On the rebound, due to the so-called spillover effect, this trend also helped Argentine assets, together with the positive effects of the announcement of the agreement with the IMF for the debt. “It was not because of the conviction of foreign and local investors about a change in expectations, it was just the spillover effect. Now, in the same way, this scenario of a gradualist Fed could give some positive support to local stock and bond prices”, adds Martínez Burzaco.

For his part, the director of IEB projects that if the Fed does not stop the expansion of money it will be a negative signal, considering the market that “it will not be able to moderate inflation and therefore, it will affect emerging stocks and bonds ( and Argentine), except for TIPS (U.S. Treasury bonds that adjust for inflation)”. With which, “the best news would be that it stops expanding and that it analyzes in time when it would have to contract”, he affirms.

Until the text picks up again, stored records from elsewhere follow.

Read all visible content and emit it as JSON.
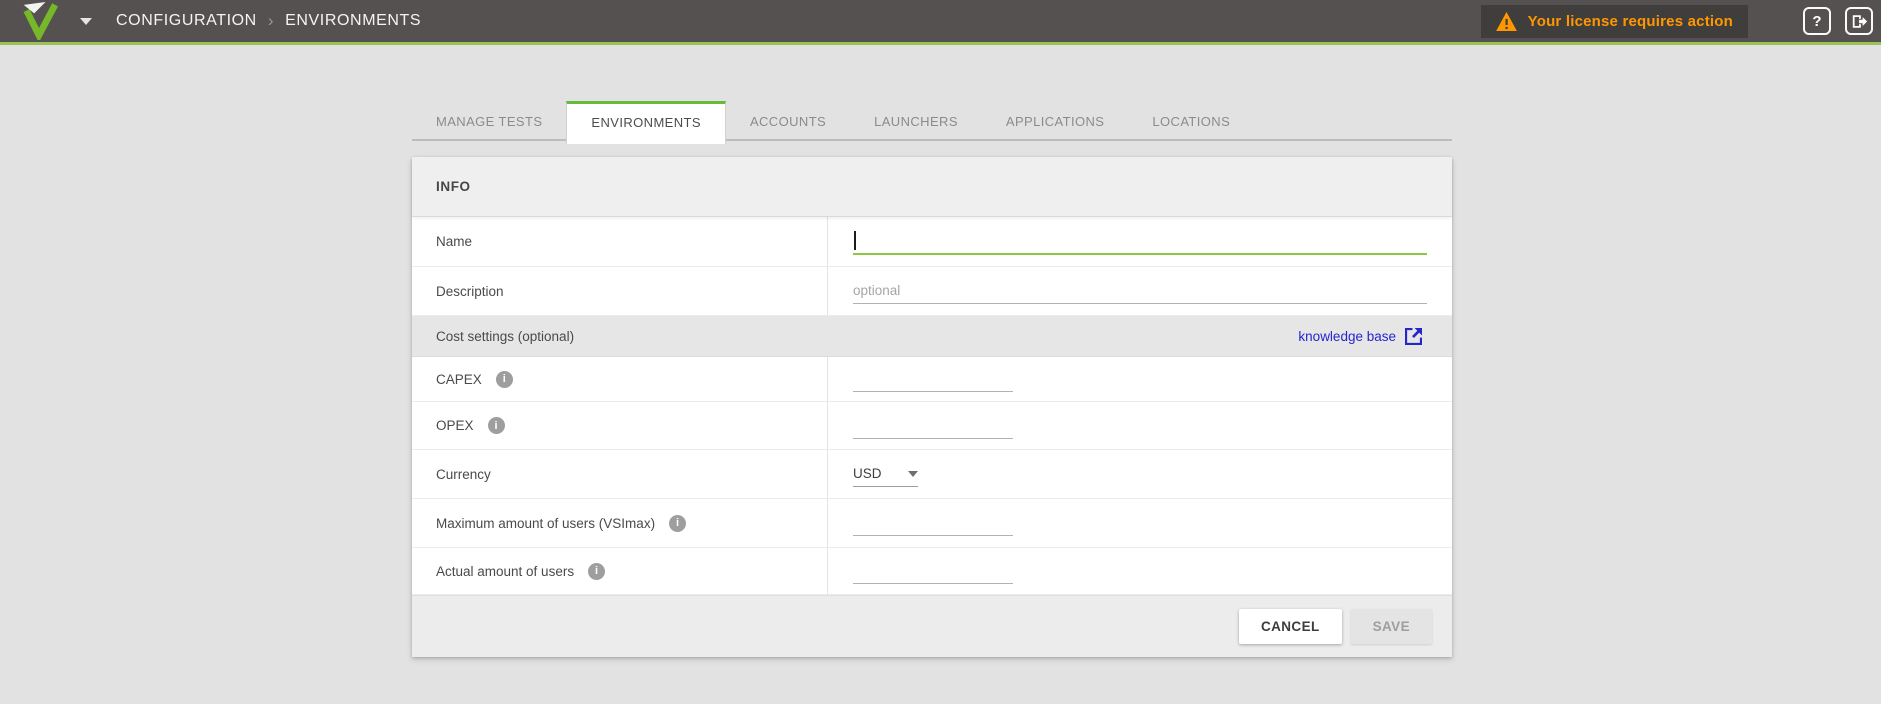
{
  "header": {
    "breadcrumb": {
      "items": [
        "CONFIGURATION",
        "ENVIRONMENTS"
      ],
      "separator": "›"
    },
    "license_warning": "Your license requires action"
  },
  "icons": {
    "help": "?",
    "info": "i",
    "logo": "login-vsi-v-logo",
    "logout": "logout-door-arrow",
    "warning": "warning-triangle",
    "external_link": "open-in-new"
  },
  "tabs": {
    "items": [
      "MANAGE TESTS",
      "ENVIRONMENTS",
      "ACCOUNTS",
      "LAUNCHERS",
      "APPLICATIONS",
      "LOCATIONS"
    ],
    "active": "ENVIRONMENTS"
  },
  "panel": {
    "title": "INFO",
    "fields": {
      "name": {
        "label": "Name",
        "value": ""
      },
      "description": {
        "label": "Description",
        "value": "",
        "placeholder": "optional"
      },
      "capex": {
        "label": "CAPEX",
        "value": ""
      },
      "opex": {
        "label": "OPEX",
        "value": ""
      },
      "currency": {
        "label": "Currency",
        "value": "USD"
      },
      "vsimax": {
        "label": "Maximum amount of users (VSImax)",
        "value": ""
      },
      "actual_users": {
        "label": "Actual amount of users",
        "value": ""
      }
    },
    "cost_section": {
      "label": "Cost settings (optional)",
      "link_label": "knowledge base"
    },
    "footer": {
      "cancel": "CANCEL",
      "save": "SAVE"
    }
  },
  "colors": {
    "topbar_bg": "#555150",
    "accent_green": "#76b82a",
    "tab_indicator_green": "#66bb3e",
    "focus_underline_green": "#8dc63f",
    "warning_orange": "#ff9800",
    "link_blue": "#2525d0"
  }
}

It is worth noting that Argentine bonds in dollars are conditioned by the performance of emerging debt in general. “Until emerging debt improves in general, it is difficult for Argentine bonds to improve,” Sosa remarks.

Bonds and IMF

Leaving the global situation, Argentina plays its own “game”, linked to the debt agreement with the IMF. If there is no unforeseen event, Congress will approve today the understanding with the agency, which will be endorsed later by the Fund’s board. This could also have implications for Argentine bond prices.

“Taking the main financial variables, we observe that both the alternative exchange market (MEP/CCL) and the stock market echoed this advance, which is positive for the local macroeconomy because it clears the uncertainty that Argentina faces a non-payment ( default) with the IMF”, explains Maximiliano Donzelli, head of Research at IOL.

However, dollar bonds were decoupled from this improvement and their prices were even lower at the time the pre-agreement was announced at the end of January. This situation had its origin in the poor global performance of global fixed income assets, after the Russian invasion of Ukraine, say specialists.

Thus, “in a short-term horizon, we expect dollar bonds to be coupled with the good performance of the rest of the financial assets, with GD35 and GD41 bonds in foreign law presenting the best risk-return ratio,” Donzelli said.